Let $c\in\mathbb{R}$. Consider the differential equation: 
  $$\nabla^2\phi-\phi+x=F(\phi-cx),$$
where $\phi:\mathbb{R}^2\to\mathbb{R}$ and $F:\mathbb R\to \mathbb R$
  is some function. If we assume that $\phi\to 0$ for $x,y$ large
  enough, if we fix $x$ and let $y\to\infty$ then $F$ is actually a linear function and $F(z)=-\frac{1}{c}z.$

Is the above true? 
I have tried the following: 
Fix $x$. Let $$\varphi(x)=\lim_{y\to\infty}\phi(x,y).$$ 
Take $y\to\infty$ in both sides of the differential equation then 
$$\nabla^2\varphi(x)+x=F(\varphi(x)-cx).$$
Of course all functions are smooth enough to justify the interchanging of limit sign with $\nabla^2$ and $F$. 
But then I got stuck here. 
EDIT
I just realized I cannot interchange the limit sign with the $\nabla^2$ operator. An easy counter example for this is in a comment in the first answer to the question.

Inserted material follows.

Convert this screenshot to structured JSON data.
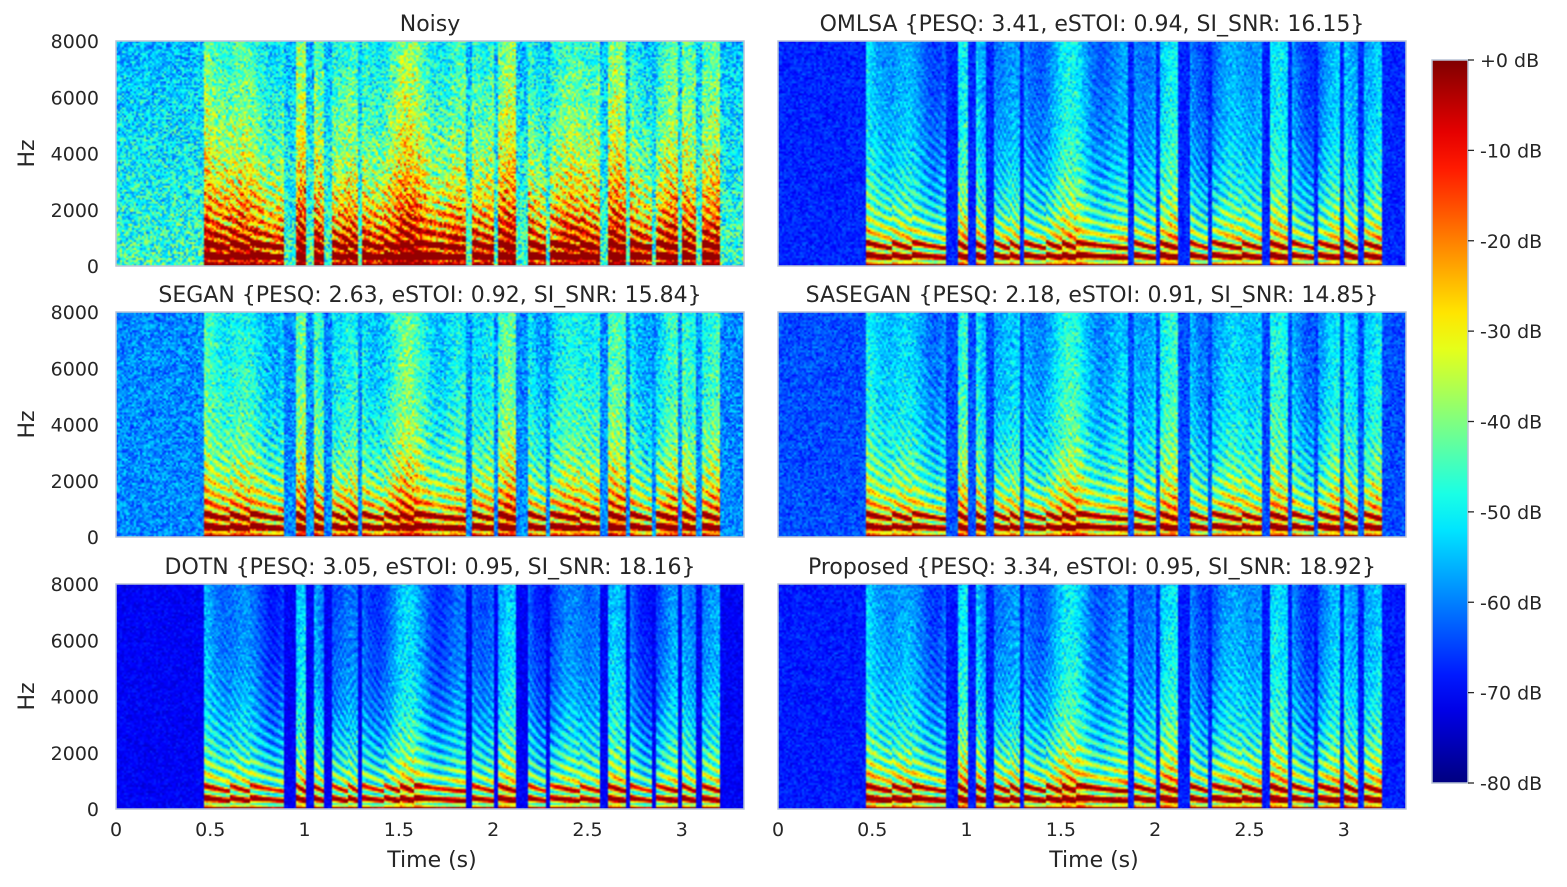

So actually we are left with:
$$ \lim_{y\to\infty}\nabla^2\phi(x,y)+x=F(-cx), $$
so $F$ is not necessarily linear?
 A: What I would do is to multiply both sides by $\psi(x,y)$, where $\psi(x,y)$ is a compactly supported, smooth, bump function.  Use integration by parts twice on the term involving $\nabla^2$.  Now choose a suitable sequence of such functions $\psi_n(x,y)$, where the support goes to infinity in the $y$ direction as $n \to \infty$, and where the suppose in the $x$ direction stays the same.  Use the Lebesgue dominated convergence theorem to justify taking the limits under the integral sign.
To give more detail, let $\psi_n(x,y) = \theta_1(x) \theta_2(y-y_n)$ where $\theta_1$ and $\theta_2$ are smooth, compactly supported, bump functions.  Performing the operation above, we get
$$ 0 = \int\int (\theta_1''(x)\theta_2(y-y_n) + \theta_1(x)\theta_2''(y-y_n) + \theta_1(x)\theta_2(y-y_n)) \phi(x,y) + \theta_1(x)\theta_2(y-y_n) x - \theta_1(x)\theta_2(y-y_n) F(\phi(x,y) -cx) \, dx \, dy \\= \int\int (\theta_1''(x)\theta_2(y) + \theta_1(x)\theta_2''(y) + \theta_1(x)\theta_2(y)) \phi(x,y+y_n) + \theta_1(x)\theta_2(y) x - \theta_1(x)\theta_2(y) F(\phi(x,y+y_n) -cx) \, dx \, dy.$$
Let $y_n \to \infty$ and use Lebesgue dominated convergence.  We will add an extra hypothesis that F is continuous.  Then we get
$$ 0 = \int\int \theta_1(x)\theta_2(y) x - \theta_1(x)\theta_2(y) F(-cx) \, dx \, dy = \int \theta_2(y) \, dy \int \theta_1(x)( x -  F(-cx)) \, dx .$$
Since $\theta_1$ can be chosen arbitrarily, it follows that
$$ F(-cx) = x .$$
I do wonder if one can do without the hypothesis that $F$ is continuous.
Added later: Suppose we don't know if $F$ is continuous, but we do know that $\phi$ is $C^2$.  I have some incomplete ideas about this.  For example, suppose that for some $x^*$ that the function $y \mapsto f_{x^*}(y) = \phi(x^*,y)$ has a root $y^*$ such that $f_{x^*}(y^*) = 0$ and $f_{x^*}'(y^*) \ne 0$.  Then looking at a set $\{x^*\}\times(y^*-\epsilon,y^*+\epsilon)$ for $\epsilon>0$ small enough, and looking that the differential equation, we can see that $F$ has to be continuous in a neighborhood of $x^*$.
But there are many other cases to consider, and you can see that it quickly becomes a mess.